Early publication can provide several potential advantages to an inventor, such as creating prior art in the field, thereby interfering with competitors’ attempts to file a patent on similar technologies after publication. Once an inventor’s application is published, it immediately acts as prior art for competing inventors. Additionally, early publication can serve as a general notice of the inventor’s activity. Inventors may be entitled to a reasonable royalty from an infringer with actual notice of the published patent application under 35 USC 1.54(d). Therefore, the earlier the patent application is published, the farther back the reasonable royalty can reach. Finally, early publication can be beneficial to an inventor, as having a published patent application can lend credibility in the marketplace, allowing the inventor to more readily court investors or other interested parties.

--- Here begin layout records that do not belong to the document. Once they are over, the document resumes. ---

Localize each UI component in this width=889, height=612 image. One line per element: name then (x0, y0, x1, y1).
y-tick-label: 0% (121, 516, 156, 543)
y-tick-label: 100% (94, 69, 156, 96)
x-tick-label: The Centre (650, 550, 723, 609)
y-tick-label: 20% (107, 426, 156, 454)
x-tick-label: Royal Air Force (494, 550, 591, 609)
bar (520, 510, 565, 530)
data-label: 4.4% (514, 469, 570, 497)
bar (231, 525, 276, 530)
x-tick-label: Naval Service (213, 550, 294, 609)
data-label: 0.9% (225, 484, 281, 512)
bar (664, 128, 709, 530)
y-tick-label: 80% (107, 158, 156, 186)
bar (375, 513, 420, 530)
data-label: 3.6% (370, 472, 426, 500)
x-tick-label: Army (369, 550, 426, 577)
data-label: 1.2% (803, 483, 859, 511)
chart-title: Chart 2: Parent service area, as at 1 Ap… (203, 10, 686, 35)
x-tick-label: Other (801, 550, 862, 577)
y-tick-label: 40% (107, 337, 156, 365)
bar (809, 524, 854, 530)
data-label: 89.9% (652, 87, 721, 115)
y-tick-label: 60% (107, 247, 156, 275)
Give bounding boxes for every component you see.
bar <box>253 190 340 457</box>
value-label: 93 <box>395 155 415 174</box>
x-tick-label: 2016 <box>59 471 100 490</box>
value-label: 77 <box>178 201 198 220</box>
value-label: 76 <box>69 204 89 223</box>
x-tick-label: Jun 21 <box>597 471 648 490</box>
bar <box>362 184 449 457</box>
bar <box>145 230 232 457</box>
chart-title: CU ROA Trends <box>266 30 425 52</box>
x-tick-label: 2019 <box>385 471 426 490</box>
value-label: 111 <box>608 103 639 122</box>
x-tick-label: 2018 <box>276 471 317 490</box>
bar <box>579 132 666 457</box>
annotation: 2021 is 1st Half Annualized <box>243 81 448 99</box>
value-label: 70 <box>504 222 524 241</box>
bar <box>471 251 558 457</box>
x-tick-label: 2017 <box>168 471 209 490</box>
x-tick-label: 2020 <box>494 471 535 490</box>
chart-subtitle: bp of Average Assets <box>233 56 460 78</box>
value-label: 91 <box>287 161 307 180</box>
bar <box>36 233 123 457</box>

However, early publication is not without its risks. Primarily, by publishing early an inventor’s patent application will become readily accessible by competitors. Early publication allows a competitor to more easily design around an inventor’s pending patent application, thereby avoiding any risk of infringement. This is especially likely in highly competitive markets. Additionally, as the patent application is still pending, the inventor will not be sure of the scope of protections granted by an eventual allowable patent, which generally gets narrowed over the course of prosecution. Therefore, promises made or expectations of investors or potential licensees will be difficult to manage. Finally, another major pitfall of early publication is pre-issuance submissions by third parties. Specifically, under 35 USC 122(e), a third party may submit additional prior art to the patent office to be used against an inventor’s pending application during prosecution. Once a patent application is published, any third party, such as competitors in the market, can submit additional information to the Patent Office within a specific timeframe. These submissions can take the form of published patent applications, issued patents, or other printed publications of relevance to the examination of the application. These materials can be used against the inventor during prosecution.
Ultimately, the decision to request early publication or to allow the patent application to publish normally is one that should be determined on a case-by-case basis. As a general rule of thumb, early publication provides the greatest benefits to inventors whose products are nearing the marketing stage at the time of filing. Once the inventor is ready to enter the marketplace, there is minimal time for a potential competitor to use an inventor’s own patent application against them. Otherwise, if the inventor’s product is years away from entering the market, waiting for standard publication may be the best course of action.